Garder des liens pour préserver sa propre famille

Toutefois, cette relation de proximité non-conventionnelle peut se révéler dans certains cas saine et salvatrice, a fortiori lorsque le couple séparé et/ou divorcé est aussi un couple de jeunes parents.

“La présence d’un ou plusieurs enfants change la donne parce qu’il y a un lien de filiation qui maintient une relation de fait entre l’ex-partenaire et les ex-beaux parents”, souligne Maïté Tranzer, qui estime qu’une bonne entente entre tous ne sera que bénéfique pour les enfants.

C’est ce dont s’est rendu compte Carole, 43 ans, qui malgré un divorce difficile, a su naturellement garder un lien précieux avec les parents de son ex-mari, dont ce dernier n’était pas très proche. “Mon ex-belle mère continue de me dépanner quand je ne peux pas aller chercher les enfants à leur activité ou quand l’un d’eux est malade et que je dois les faire garder”, raconte-t-elle. “On n’irait pas jusqu’à fêter Noël ensemble, mais je fais attention qu’elle puisse profiter de ses petits-enfants comme avant.
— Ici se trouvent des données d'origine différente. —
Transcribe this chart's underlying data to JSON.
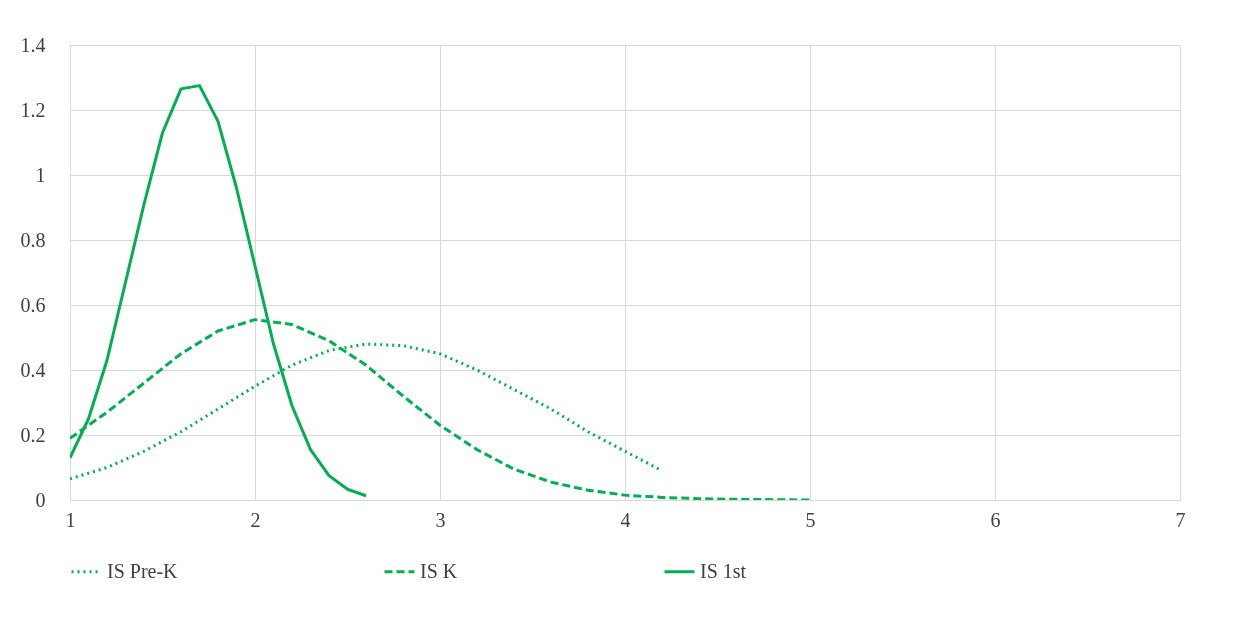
{
  "chart_data": {
    "type": "line",
    "xlim": [
      1,
      7
    ],
    "xticks": [
      1,
      2,
      3,
      4,
      5,
      6,
      7
    ],
    "ylim": [
      0,
      1.4
    ],
    "yticks": [
      0,
      0.2,
      0.4,
      0.6,
      0.8,
      1,
      1.2,
      1.4
    ],
    "grid": true,
    "legend": "bottom",
    "marker": "none",
    "series": [
      {
        "name": "IS Pre-K",
        "color": "#00b050",
        "line_style": "dotted",
        "x": [
          1.0,
          1.2,
          1.4,
          1.6,
          1.8,
          2.0,
          2.2,
          2.4,
          2.6,
          2.8,
          3.0,
          3.2,
          3.4,
          3.6,
          3.8,
          4.0,
          4.2
        ],
        "values": [
          0.065,
          0.1,
          0.15,
          0.21,
          0.28,
          0.35,
          0.415,
          0.46,
          0.48,
          0.475,
          0.45,
          0.4,
          0.34,
          0.28,
          0.21,
          0.15,
          0.09
        ]
      },
      {
        "name": "IS K",
        "color": "#00b050",
        "line_style": "dashed",
        "x": [
          1.0,
          1.2,
          1.4,
          1.6,
          1.8,
          2.0,
          2.2,
          2.4,
          2.6,
          2.8,
          3.0,
          3.2,
          3.4,
          3.6,
          3.8,
          4.0,
          4.2,
          4.4,
          4.6,
          4.8,
          5.0
        ],
        "values": [
          0.19,
          0.27,
          0.36,
          0.45,
          0.52,
          0.555,
          0.54,
          0.49,
          0.415,
          0.32,
          0.23,
          0.155,
          0.095,
          0.055,
          0.03,
          0.015,
          0.008,
          0.004,
          0.002,
          0.001,
          0.0
        ]
      },
      {
        "name": "IS 1st",
        "color": "#00b050",
        "line_style": "solid",
        "x": [
          1.0,
          1.1,
          1.2,
          1.3,
          1.4,
          1.5,
          1.6,
          1.7,
          1.8,
          1.9,
          2.0,
          2.1,
          2.2,
          2.3,
          2.4,
          2.5,
          2.6
        ],
        "values": [
          0.13,
          0.25,
          0.43,
          0.67,
          0.91,
          1.13,
          1.265,
          1.275,
          1.165,
          0.96,
          0.72,
          0.48,
          0.29,
          0.155,
          0.075,
          0.033,
          0.013
        ]
      }
    ]
  }
}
Le fait qu’elle soit consciente que son fils n’a pas été le meilleur des maris et des pères aide aussi à cette entente”, analyse-t-elle.
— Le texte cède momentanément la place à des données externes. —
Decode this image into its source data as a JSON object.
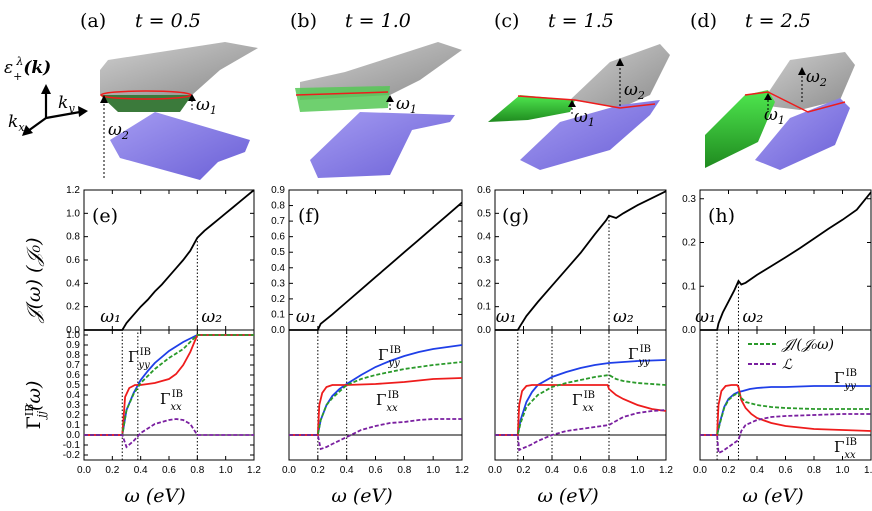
{
  "top_panels": [
    {
      "label": "(a)",
      "t_text": "t = 0.5"
    },
    {
      "label": "(b)",
      "t_text": "t = 1.0"
    },
    {
      "label": "(c)",
      "t_text": "t = 1.5"
    },
    {
      "label": "(d)",
      "t_text": "t = 2.5"
    }
  ],
  "band_labels": {
    "epsilon": "ε",
    "epsilon_sup": "λ",
    "epsilon_sub": "+",
    "epsilon_arg": "(k)",
    "ky": "k",
    "ky_sub": "y",
    "kx": "k",
    "kx_sub": "x",
    "w1": "ω",
    "w1_sub": "1",
    "w2": "ω",
    "w2_sub": "2"
  },
  "colors": {
    "upper_band": "#9e9e9e",
    "lower_band": "#7a6ee0",
    "green_band": "#2fd12f",
    "red": "#ee1c1c",
    "blue": "#1f3fe8",
    "green_dash": "#2a9a2a",
    "purple_dash": "#7a1fa0"
  },
  "axes_text": {
    "xlabel": "ω  (eV)",
    "J_ylabel": "𝒥(ω)  (𝒥₀)",
    "G_ylabel": "Γ",
    "G_ylabel_sup": "IB",
    "G_ylabel_sub": "jj",
    "G_ylabel_arg": "(ω)",
    "legend_dash_green": "𝒥/(𝒥₀ω)",
    "legend_dash_purple": "ℒ",
    "Gyy": "Γ",
    "Gyy_sup": "IB",
    "Gyy_sub": "yy",
    "Gxx": "Γ",
    "Gxx_sup": "IB",
    "Gxx_sub": "xx"
  },
  "chart_data": [
    {
      "type": "line",
      "panel": "(e)",
      "xlim": [
        0,
        1.2
      ],
      "ylim": [
        0,
        1.2
      ],
      "yticks": [
        "0.0",
        "0.2",
        "0.4",
        "0.6",
        "0.8",
        "1.0",
        "1.2"
      ],
      "omega1": 0.27,
      "omega2": 0.8,
      "series": [
        {
          "name": "J",
          "x": [
            0,
            0.27,
            0.3,
            0.35,
            0.4,
            0.45,
            0.5,
            0.55,
            0.6,
            0.65,
            0.7,
            0.75,
            0.8,
            0.85,
            0.9,
            0.95,
            1.0,
            1.05,
            1.1,
            1.15,
            1.2
          ],
          "y": [
            0,
            0,
            0.06,
            0.13,
            0.2,
            0.26,
            0.33,
            0.39,
            0.46,
            0.53,
            0.6,
            0.68,
            0.79,
            0.85,
            0.9,
            0.95,
            1.0,
            1.05,
            1.1,
            1.15,
            1.2
          ]
        }
      ],
      "w1_label": "ω₁",
      "w2_label": "ω₂"
    },
    {
      "type": "line",
      "panel": "(f)",
      "xlim": [
        0,
        1.2
      ],
      "ylim": [
        0,
        0.9
      ],
      "yticks": [
        "0.0",
        "0.1",
        "0.2",
        "0.3",
        "0.4",
        "0.5",
        "0.6",
        "0.7",
        "0.8",
        "0.9"
      ],
      "omega1": 0.2,
      "series": [
        {
          "name": "J",
          "x": [
            0,
            0.2,
            0.22,
            0.3,
            0.4,
            0.5,
            0.6,
            0.7,
            0.8,
            0.9,
            1.0,
            1.1,
            1.2
          ],
          "y": [
            0,
            0,
            0.04,
            0.1,
            0.18,
            0.26,
            0.34,
            0.42,
            0.5,
            0.58,
            0.66,
            0.74,
            0.82
          ]
        }
      ],
      "w1_label": "ω₁"
    },
    {
      "type": "line",
      "panel": "(g)",
      "xlim": [
        0,
        1.2
      ],
      "ylim": [
        0,
        0.6
      ],
      "yticks": [
        "0.0",
        "0.1",
        "0.2",
        "0.3",
        "0.4",
        "0.5",
        "0.6"
      ],
      "omega1": 0.16,
      "omega2": 0.8,
      "series": [
        {
          "name": "J",
          "x": [
            0,
            0.16,
            0.18,
            0.22,
            0.3,
            0.4,
            0.5,
            0.6,
            0.7,
            0.78,
            0.8,
            0.85,
            0.9,
            1.0,
            1.1,
            1.2
          ],
          "y": [
            0,
            0,
            0.02,
            0.06,
            0.12,
            0.19,
            0.26,
            0.33,
            0.41,
            0.47,
            0.49,
            0.48,
            0.5,
            0.535,
            0.565,
            0.595
          ]
        }
      ],
      "w1_label": "ω₁",
      "w2_label": "ω₂"
    },
    {
      "type": "line",
      "panel": "(h)",
      "xlim": [
        0,
        1.2
      ],
      "ylim": [
        0,
        0.32
      ],
      "yticks": [
        "0.0",
        "0.1",
        "0.2",
        "0.3"
      ],
      "omega1": 0.12,
      "omega2": 0.27,
      "series": [
        {
          "name": "J",
          "x": [
            0,
            0.12,
            0.13,
            0.16,
            0.2,
            0.24,
            0.27,
            0.29,
            0.32,
            0.4,
            0.5,
            0.6,
            0.7,
            0.8,
            0.9,
            1.0,
            1.1,
            1.2
          ],
          "y": [
            0,
            0,
            0.015,
            0.04,
            0.065,
            0.09,
            0.112,
            0.104,
            0.108,
            0.126,
            0.146,
            0.166,
            0.187,
            0.209,
            0.231,
            0.252,
            0.275,
            0.315
          ]
        }
      ],
      "w1_label": "ω₁",
      "w2_label": "ω₂"
    },
    {
      "type": "line",
      "panel": "e-bottom",
      "xlim": [
        0,
        1.2
      ],
      "ylim": [
        -0.25,
        1.05
      ],
      "yticks": [
        "-0.2",
        "-0.1",
        "0.0",
        "0.1",
        "0.2",
        "0.3",
        "0.4",
        "0.5",
        "0.6",
        "0.7",
        "0.8",
        "0.9",
        "1.0"
      ],
      "xticks": [
        "0.0",
        "0.2",
        "0.4",
        "0.6",
        "0.8",
        "1.0",
        "1.2"
      ],
      "omega1": 0.27,
      "omega2": 0.8,
      "omega_mid": 0.38,
      "series": [
        {
          "name": "Gyy (blue)",
          "x": [
            0,
            0.27,
            0.3,
            0.35,
            0.4,
            0.45,
            0.5,
            0.6,
            0.7,
            0.8,
            0.9,
            1.0,
            1.1,
            1.2
          ],
          "y": [
            0,
            0,
            0.25,
            0.42,
            0.55,
            0.64,
            0.72,
            0.84,
            0.93,
            1.0,
            1.0,
            1.0,
            1.0,
            1.0
          ]
        },
        {
          "name": "Gxx (red)",
          "x": [
            0,
            0.27,
            0.29,
            0.32,
            0.36,
            0.4,
            0.5,
            0.6,
            0.65,
            0.7,
            0.75,
            0.8,
            0.9,
            1.0,
            1.2
          ],
          "y": [
            0,
            0,
            0.38,
            0.47,
            0.5,
            0.5,
            0.52,
            0.56,
            0.61,
            0.7,
            0.83,
            1.0,
            1.0,
            1.0,
            1.0
          ]
        },
        {
          "name": "J/(J0 ω) (green dashed)",
          "x": [
            0,
            0.27,
            0.3,
            0.35,
            0.4,
            0.5,
            0.6,
            0.7,
            0.8,
            0.9,
            1.0,
            1.2
          ],
          "y": [
            0,
            0,
            0.25,
            0.41,
            0.52,
            0.66,
            0.77,
            0.86,
            1.0,
            1.0,
            1.0,
            1.0
          ]
        },
        {
          "name": "L (purple dashed)",
          "x": [
            0,
            0.27,
            0.3,
            0.35,
            0.4,
            0.5,
            0.6,
            0.65,
            0.7,
            0.75,
            0.8,
            0.85,
            1.0,
            1.2
          ],
          "y": [
            0,
            0,
            -0.12,
            -0.06,
            0.02,
            0.11,
            0.15,
            0.16,
            0.15,
            0.11,
            0.0,
            0.0,
            0.0,
            0.0
          ]
        }
      ]
    },
    {
      "type": "line",
      "panel": "f-bottom",
      "xlim": [
        0,
        1.2
      ],
      "ylim": [
        -0.25,
        1.05
      ],
      "xticks": [
        "0.0",
        "0.2",
        "0.4",
        "0.6",
        "0.8",
        "1.0",
        "1.2"
      ],
      "omega1": 0.2,
      "omega_mid": 0.4,
      "series": [
        {
          "name": "Gyy (blue)",
          "x": [
            0,
            0.2,
            0.22,
            0.26,
            0.3,
            0.35,
            0.4,
            0.5,
            0.6,
            0.7,
            0.8,
            0.9,
            1.0,
            1.1,
            1.2
          ],
          "y": [
            0,
            0,
            0.15,
            0.3,
            0.39,
            0.46,
            0.51,
            0.6,
            0.68,
            0.74,
            0.79,
            0.83,
            0.86,
            0.88,
            0.9
          ]
        },
        {
          "name": "Gxx (red)",
          "x": [
            0,
            0.2,
            0.21,
            0.23,
            0.26,
            0.3,
            0.4,
            0.6,
            0.8,
            1.0,
            1.2
          ],
          "y": [
            0,
            0,
            0.3,
            0.42,
            0.48,
            0.5,
            0.5,
            0.51,
            0.53,
            0.56,
            0.57
          ]
        },
        {
          "name": "J/(J0 ω) (green dashed)",
          "x": [
            0,
            0.2,
            0.22,
            0.26,
            0.3,
            0.4,
            0.5,
            0.6,
            0.8,
            1.0,
            1.2
          ],
          "y": [
            0,
            0,
            0.15,
            0.3,
            0.37,
            0.5,
            0.56,
            0.6,
            0.66,
            0.7,
            0.73
          ]
        },
        {
          "name": "L (purple dashed)",
          "x": [
            0,
            0.2,
            0.22,
            0.26,
            0.3,
            0.4,
            0.5,
            0.6,
            0.7,
            0.8,
            0.9,
            1.0,
            1.2
          ],
          "y": [
            0,
            0,
            -0.14,
            -0.12,
            -0.09,
            -0.02,
            0.05,
            0.09,
            0.12,
            0.13,
            0.15,
            0.16,
            0.16
          ]
        }
      ]
    },
    {
      "type": "line",
      "panel": "g-bottom",
      "xlim": [
        0,
        1.2
      ],
      "ylim": [
        -0.25,
        1.05
      ],
      "xticks": [
        "0.0",
        "0.2",
        "0.4",
        "0.6",
        "0.8",
        "1.0",
        "1.2"
      ],
      "omega1": 0.16,
      "omega_mid": 0.4,
      "omega2": 0.8,
      "series": [
        {
          "name": "Gyy (blue)",
          "x": [
            0,
            0.16,
            0.18,
            0.22,
            0.26,
            0.3,
            0.4,
            0.5,
            0.6,
            0.7,
            0.8,
            0.9,
            1.0,
            1.2
          ],
          "y": [
            0,
            0,
            0.15,
            0.33,
            0.43,
            0.5,
            0.58,
            0.63,
            0.67,
            0.7,
            0.72,
            0.73,
            0.74,
            0.75
          ]
        },
        {
          "name": "Gxx (red)",
          "x": [
            0,
            0.16,
            0.17,
            0.19,
            0.22,
            0.26,
            0.4,
            0.6,
            0.79,
            0.8,
            0.85,
            0.9,
            1.0,
            1.1,
            1.2
          ],
          "y": [
            0,
            0,
            0.3,
            0.44,
            0.49,
            0.5,
            0.5,
            0.5,
            0.5,
            0.46,
            0.4,
            0.36,
            0.3,
            0.26,
            0.24
          ]
        },
        {
          "name": "J/(J0 ω) (green dashed)",
          "x": [
            0,
            0.16,
            0.18,
            0.22,
            0.3,
            0.4,
            0.5,
            0.6,
            0.7,
            0.8,
            0.85,
            0.9,
            1.0,
            1.2
          ],
          "y": [
            0,
            0,
            0.12,
            0.28,
            0.4,
            0.48,
            0.52,
            0.55,
            0.58,
            0.6,
            0.56,
            0.54,
            0.52,
            0.5
          ]
        },
        {
          "name": "L (purple dashed)",
          "x": [
            0,
            0.16,
            0.17,
            0.2,
            0.25,
            0.3,
            0.4,
            0.5,
            0.6,
            0.7,
            0.8,
            0.85,
            0.9,
            1.0,
            1.1,
            1.2
          ],
          "y": [
            0,
            0,
            -0.15,
            -0.13,
            -0.1,
            -0.06,
            0.0,
            0.04,
            0.06,
            0.08,
            0.1,
            0.14,
            0.18,
            0.22,
            0.24,
            0.25
          ]
        }
      ]
    },
    {
      "type": "line",
      "panel": "h-bottom",
      "xlim": [
        0,
        1.2
      ],
      "ylim": [
        -0.25,
        1.05
      ],
      "xticks": [
        "0.0",
        "0.2",
        "0.4",
        "0.6",
        "0.8",
        "1.0",
        "1.2"
      ],
      "omega1": 0.12,
      "omega2": 0.27,
      "series": [
        {
          "name": "Gyy (blue)",
          "x": [
            0,
            0.12,
            0.14,
            0.17,
            0.2,
            0.24,
            0.27,
            0.3,
            0.35,
            0.4,
            0.5,
            0.6,
            0.8,
            1.0,
            1.2
          ],
          "y": [
            0,
            0,
            0.13,
            0.28,
            0.36,
            0.41,
            0.43,
            0.44,
            0.46,
            0.47,
            0.48,
            0.48,
            0.49,
            0.49,
            0.49
          ]
        },
        {
          "name": "Gxx (red)",
          "x": [
            0,
            0.12,
            0.13,
            0.15,
            0.18,
            0.22,
            0.26,
            0.27,
            0.29,
            0.32,
            0.36,
            0.4,
            0.5,
            0.6,
            0.8,
            1.0,
            1.2
          ],
          "y": [
            0,
            0,
            0.3,
            0.44,
            0.49,
            0.5,
            0.5,
            0.48,
            0.35,
            0.27,
            0.21,
            0.17,
            0.12,
            0.09,
            0.06,
            0.05,
            0.04
          ]
        },
        {
          "name": "J/(J0 ω) (green dashed)",
          "x": [
            0,
            0.12,
            0.14,
            0.17,
            0.2,
            0.24,
            0.27,
            0.29,
            0.32,
            0.4,
            0.5,
            0.6,
            0.8,
            1.0,
            1.2
          ],
          "y": [
            0,
            0,
            0.12,
            0.27,
            0.35,
            0.4,
            0.42,
            0.37,
            0.33,
            0.3,
            0.28,
            0.27,
            0.26,
            0.26,
            0.26
          ]
        },
        {
          "name": "L (purple dashed)",
          "x": [
            0,
            0.12,
            0.13,
            0.16,
            0.2,
            0.24,
            0.27,
            0.29,
            0.32,
            0.4,
            0.5,
            0.6,
            0.8,
            1.0,
            1.2
          ],
          "y": [
            0,
            0,
            -0.18,
            -0.16,
            -0.12,
            -0.08,
            -0.05,
            0.04,
            0.1,
            0.15,
            0.18,
            0.19,
            0.2,
            0.21,
            0.21
          ]
        }
      ]
    }
  ]
}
Finalement moins que d’un jugement de valeur visant à déterminer si elles sont souhaitables, ces relations atypiques requièrent une analyse in fine de leur natures et de leurs enjeux, aussi bien personnels que familiaux. Pour une vie familiale post-rupture sur-mesure, qui se fait moins le reflet de coutumes sociales que de liens de cœur à la force parfois immuable.